Another day barrels rapidly towards nightfall. Another day squandered. As unforgettable as those that precede it. Yet I yearn for those midnight hours, the devil's hours, that time of night when sleep beckons, even so I resist. Calm in those precious moments. The howling wind well-nigh serene in its ferocity.

I fear my countenance is slipping into the abyss. Trepidation gripping its arctic fingers around my heart and compressing the last inkling of vigor out of me. This dreadful suspicion that I have become a ghost wandering the halls of my own life is entirely debilitating. No longer able to recognize whether I am dead or alive.

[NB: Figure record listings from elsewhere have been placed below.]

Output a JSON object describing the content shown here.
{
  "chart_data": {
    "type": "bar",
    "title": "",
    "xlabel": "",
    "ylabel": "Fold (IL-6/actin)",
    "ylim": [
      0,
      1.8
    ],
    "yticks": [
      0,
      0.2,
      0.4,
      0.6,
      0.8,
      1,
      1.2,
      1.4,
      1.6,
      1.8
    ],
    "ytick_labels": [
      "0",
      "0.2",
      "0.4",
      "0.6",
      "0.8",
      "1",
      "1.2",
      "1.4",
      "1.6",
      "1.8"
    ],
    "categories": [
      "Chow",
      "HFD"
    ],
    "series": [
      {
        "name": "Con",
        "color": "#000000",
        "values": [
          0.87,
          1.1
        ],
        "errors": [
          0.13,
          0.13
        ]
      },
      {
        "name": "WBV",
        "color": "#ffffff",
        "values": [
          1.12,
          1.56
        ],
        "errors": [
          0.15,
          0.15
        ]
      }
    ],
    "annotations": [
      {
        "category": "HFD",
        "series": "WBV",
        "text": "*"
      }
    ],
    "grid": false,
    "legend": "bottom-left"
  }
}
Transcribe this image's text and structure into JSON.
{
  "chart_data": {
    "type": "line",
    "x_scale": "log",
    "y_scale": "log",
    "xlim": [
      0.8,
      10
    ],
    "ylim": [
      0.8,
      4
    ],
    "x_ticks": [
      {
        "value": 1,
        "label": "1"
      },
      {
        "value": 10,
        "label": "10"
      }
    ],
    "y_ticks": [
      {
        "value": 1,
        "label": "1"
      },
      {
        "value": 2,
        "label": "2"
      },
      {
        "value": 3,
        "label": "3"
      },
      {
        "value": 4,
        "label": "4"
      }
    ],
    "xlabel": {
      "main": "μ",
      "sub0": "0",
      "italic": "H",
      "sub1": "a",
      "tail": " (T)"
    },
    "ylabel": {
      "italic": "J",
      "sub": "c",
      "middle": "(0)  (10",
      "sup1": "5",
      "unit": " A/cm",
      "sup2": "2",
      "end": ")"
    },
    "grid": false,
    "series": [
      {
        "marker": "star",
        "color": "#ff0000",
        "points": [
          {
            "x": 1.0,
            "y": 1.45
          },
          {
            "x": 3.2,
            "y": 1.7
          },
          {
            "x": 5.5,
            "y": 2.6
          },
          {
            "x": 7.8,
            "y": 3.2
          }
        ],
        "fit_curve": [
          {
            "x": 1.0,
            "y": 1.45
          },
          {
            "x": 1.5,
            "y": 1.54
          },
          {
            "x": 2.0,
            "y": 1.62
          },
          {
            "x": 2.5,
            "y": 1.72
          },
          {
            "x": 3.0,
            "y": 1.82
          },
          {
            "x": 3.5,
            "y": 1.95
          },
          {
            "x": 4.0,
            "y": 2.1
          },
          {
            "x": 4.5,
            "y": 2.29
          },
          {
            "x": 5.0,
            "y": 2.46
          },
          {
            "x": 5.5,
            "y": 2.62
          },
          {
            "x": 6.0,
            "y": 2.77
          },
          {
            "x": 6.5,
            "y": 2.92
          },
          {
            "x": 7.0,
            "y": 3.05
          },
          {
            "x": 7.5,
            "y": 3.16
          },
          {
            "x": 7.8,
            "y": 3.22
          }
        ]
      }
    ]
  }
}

Gripped by the paralyzing fear that I am somehow running out of time. Unable to stop the incessant ticking of the proverbial clock. Tortured endlessly by my own self-doubt and self-loathing. 

I am drowning, gasping for air. Reaching out for help. But there is no-one reaching back to seize me and raise me from perdition. All I see is some twisted-faced, grotesque version of myself. A wicked doppelgänger. Gazing down at me. A malicious grin mocking me from above. Watching me slip further beneath the surface.

Is all of this, this existence, this reality, this mise-en-scène, little more than an exercise in futility?

- M xx

The Haunting


"Don't leave me, even for an hour, because then the little drops of anguish will all run together, the smoke that roams looking for a home will drift into me, choking my lost heart."
- Pablo Neruda, Don't Go Far Off

Fear, in my experience, is as powerful a motivator as love. The pair are but two sides of a single coin. Intertwined and interchangeable. There cannot be one without the other. That thing, that despairingly soul-crushing angst that what you have is nothing more than a fugacious moment in time, dissipating into the ether. That loss is inescapable and ineluctable. It is a suffocating realization. A haunting inevitability that chokes you, weighs you down, torments you through every moment of happiness, every ephemeral juncture of elation or euphoria.

The unavoidable terror of the thought of losing the person, or people, that mean the most, are closest to you can smother you, snatch your breath away. Razor-edged, piercing agony rips through your entire body, and you are paralyzed. Adrift in a sea of despair, self-loathing and deep-running, soul-destroying terror. Paranoia that plagues your every waking moment. An unwelcome nightmarish visitor in the fits of restless sleep. Taunting your subconscious, always there, just under the surface, jeering, teasing, mocking you endlessly, relentlessly.

Until you are nothing more than a shell of the person you once were, left contemplating who this person is that you have become. Utterly impotent in the face of heart-wrenching despair. An unconditionally terrifying and overwhelming experience.